Good Comma
April 27, 2010 § 4 Comments
It was our good karma to run across two thoughtful acknowledgments of the humble comma in the past 24 hours, and so we share them both, anon:
PICO IYER, In Praise of the Humble Comma:
A world that has only periods is a world without inflections. It is a world without shade. It has a music without sharps and flats. It is a martial music. It has a jackboot rhythm. Words cannot bend and curve. A comma, by comparison, catches the gentle drift of the mind in thought, turning in on itself and back on itself, reversing, redoubling and returning along the course of its own sweet river music; while the semicolon brings clauses and thoughts together with all the silent discretion of a hostess arranging guests around her dinner table.
TIM O’BRIEN, from the Big Think Interview:
It’s forgotten by readers, I think, or largely forgotten, that there are 26 letters in the alphabet and some punctuation marks and that’s all we’ve got. And that is what I work with sitting in my underwear, day after day, year after year. I use 26 letters and these punctuation marks. And out of that, characters come and moral quandaries are explored. But in the end, the work of writing unfortunately is really the battling with A, B, C, D, and that comma which is so incalcitrant.

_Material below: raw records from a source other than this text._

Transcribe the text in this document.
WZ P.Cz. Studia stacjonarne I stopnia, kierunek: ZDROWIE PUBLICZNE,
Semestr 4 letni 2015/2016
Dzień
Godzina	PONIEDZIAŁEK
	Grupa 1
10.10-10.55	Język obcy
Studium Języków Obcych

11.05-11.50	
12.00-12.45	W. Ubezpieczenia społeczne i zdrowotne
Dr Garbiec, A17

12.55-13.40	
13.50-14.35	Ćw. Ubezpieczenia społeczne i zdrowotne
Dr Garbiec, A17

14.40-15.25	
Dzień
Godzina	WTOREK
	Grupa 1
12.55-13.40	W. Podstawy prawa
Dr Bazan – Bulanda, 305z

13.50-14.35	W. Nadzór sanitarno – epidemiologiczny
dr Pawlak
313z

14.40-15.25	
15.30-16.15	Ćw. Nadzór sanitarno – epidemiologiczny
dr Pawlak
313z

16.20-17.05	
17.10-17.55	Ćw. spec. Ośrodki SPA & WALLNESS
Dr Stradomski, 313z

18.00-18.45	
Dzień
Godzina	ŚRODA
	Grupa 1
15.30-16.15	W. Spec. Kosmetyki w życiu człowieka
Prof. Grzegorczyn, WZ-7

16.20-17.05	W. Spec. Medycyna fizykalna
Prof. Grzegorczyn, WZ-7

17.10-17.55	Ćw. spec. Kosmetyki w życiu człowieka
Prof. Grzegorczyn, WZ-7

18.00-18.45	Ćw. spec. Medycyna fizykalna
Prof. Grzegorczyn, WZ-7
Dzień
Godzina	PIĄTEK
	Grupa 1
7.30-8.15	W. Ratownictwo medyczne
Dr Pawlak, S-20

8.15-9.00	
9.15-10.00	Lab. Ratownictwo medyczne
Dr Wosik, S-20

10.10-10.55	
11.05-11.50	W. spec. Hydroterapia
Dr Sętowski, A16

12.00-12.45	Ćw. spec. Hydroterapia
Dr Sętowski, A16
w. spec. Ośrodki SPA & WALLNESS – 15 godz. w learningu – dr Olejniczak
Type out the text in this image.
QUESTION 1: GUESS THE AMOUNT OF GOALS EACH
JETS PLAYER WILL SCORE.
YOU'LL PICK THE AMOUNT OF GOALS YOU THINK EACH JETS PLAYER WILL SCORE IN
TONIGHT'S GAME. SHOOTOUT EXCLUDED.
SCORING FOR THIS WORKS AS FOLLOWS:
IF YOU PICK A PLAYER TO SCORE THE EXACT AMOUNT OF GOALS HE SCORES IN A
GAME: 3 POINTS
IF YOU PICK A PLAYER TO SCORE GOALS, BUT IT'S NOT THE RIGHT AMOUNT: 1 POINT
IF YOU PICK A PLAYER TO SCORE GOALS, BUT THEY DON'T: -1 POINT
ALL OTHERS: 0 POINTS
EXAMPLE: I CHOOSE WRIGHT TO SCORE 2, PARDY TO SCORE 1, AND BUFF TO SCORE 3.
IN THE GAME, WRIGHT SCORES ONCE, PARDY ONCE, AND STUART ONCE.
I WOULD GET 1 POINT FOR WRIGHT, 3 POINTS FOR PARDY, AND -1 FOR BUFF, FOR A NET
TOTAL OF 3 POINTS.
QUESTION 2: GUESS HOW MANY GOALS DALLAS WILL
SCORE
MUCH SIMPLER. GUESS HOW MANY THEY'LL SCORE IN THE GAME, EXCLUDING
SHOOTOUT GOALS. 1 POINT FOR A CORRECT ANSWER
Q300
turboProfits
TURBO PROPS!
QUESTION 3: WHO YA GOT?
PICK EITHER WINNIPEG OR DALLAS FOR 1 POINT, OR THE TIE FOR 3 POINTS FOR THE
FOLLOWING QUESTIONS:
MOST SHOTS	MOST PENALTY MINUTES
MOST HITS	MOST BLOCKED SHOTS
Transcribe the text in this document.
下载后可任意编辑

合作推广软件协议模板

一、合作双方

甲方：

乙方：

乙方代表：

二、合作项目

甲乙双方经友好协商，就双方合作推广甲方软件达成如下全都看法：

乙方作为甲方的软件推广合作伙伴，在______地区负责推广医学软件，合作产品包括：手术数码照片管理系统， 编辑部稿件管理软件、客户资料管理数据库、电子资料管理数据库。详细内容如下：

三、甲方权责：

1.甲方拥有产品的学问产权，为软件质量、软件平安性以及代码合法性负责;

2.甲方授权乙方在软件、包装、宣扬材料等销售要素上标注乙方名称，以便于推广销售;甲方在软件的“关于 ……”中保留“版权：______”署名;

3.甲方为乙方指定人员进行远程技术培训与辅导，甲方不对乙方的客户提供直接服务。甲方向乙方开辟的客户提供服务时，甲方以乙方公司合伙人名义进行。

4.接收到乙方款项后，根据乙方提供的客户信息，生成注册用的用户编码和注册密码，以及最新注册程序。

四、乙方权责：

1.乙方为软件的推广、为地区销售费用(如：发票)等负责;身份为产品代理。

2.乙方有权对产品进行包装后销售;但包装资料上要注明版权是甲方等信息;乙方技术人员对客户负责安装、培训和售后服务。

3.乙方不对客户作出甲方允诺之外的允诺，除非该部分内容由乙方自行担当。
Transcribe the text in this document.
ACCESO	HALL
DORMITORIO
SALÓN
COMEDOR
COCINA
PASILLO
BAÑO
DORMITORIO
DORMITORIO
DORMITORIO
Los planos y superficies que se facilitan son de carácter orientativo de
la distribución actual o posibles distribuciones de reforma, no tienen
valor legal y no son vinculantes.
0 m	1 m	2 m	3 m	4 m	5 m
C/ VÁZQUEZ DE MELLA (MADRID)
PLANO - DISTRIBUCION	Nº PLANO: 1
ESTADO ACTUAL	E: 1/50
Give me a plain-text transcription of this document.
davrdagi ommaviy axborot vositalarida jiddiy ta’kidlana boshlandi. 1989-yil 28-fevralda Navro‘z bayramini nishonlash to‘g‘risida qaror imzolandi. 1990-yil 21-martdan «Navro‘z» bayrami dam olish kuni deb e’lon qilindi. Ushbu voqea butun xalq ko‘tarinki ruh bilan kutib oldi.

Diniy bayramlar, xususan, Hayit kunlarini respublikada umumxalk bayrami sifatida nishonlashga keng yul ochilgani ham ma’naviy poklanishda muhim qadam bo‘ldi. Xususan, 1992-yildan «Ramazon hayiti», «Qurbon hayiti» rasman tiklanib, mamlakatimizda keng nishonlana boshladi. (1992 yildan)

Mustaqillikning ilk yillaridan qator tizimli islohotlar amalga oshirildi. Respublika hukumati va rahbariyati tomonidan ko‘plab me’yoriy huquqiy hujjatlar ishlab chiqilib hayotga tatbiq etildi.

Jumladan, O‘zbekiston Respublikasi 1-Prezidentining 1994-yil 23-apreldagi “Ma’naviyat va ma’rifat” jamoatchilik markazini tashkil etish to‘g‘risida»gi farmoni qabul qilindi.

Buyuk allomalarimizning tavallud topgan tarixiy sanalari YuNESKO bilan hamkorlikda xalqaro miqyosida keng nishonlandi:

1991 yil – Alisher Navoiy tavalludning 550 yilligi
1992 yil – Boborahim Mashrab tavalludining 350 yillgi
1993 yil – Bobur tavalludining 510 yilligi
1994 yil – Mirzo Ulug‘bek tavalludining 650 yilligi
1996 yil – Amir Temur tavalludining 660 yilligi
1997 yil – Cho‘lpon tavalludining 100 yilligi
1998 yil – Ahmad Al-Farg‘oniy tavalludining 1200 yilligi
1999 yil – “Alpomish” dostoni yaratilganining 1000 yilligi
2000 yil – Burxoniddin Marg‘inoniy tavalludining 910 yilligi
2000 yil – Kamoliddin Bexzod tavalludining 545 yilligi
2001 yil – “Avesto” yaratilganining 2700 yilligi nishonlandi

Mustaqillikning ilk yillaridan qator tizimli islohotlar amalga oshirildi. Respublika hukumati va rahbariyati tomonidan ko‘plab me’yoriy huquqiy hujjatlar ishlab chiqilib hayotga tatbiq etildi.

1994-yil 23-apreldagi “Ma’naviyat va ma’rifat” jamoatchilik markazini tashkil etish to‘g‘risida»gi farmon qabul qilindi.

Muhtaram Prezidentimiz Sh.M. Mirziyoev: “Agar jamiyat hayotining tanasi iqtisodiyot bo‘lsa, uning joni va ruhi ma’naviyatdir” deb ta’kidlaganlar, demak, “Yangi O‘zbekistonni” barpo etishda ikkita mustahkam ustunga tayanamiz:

[…] Creative Nonfiction Blog Good Comma – It was our good karma to run across two thoughtful acknowledgments of the humble comma in […]
Never an admirer the semicolon until your fine comment “…silent discretion of a dinner hostess arranging her dinner guests around her dinner table.” And your poetic comments about the comma, “Words cannot bend and curve…the gentle drift of the mind in thought…along the course of its own sweet river music.” Thank you, your emotive writing, so helpful a better understanding.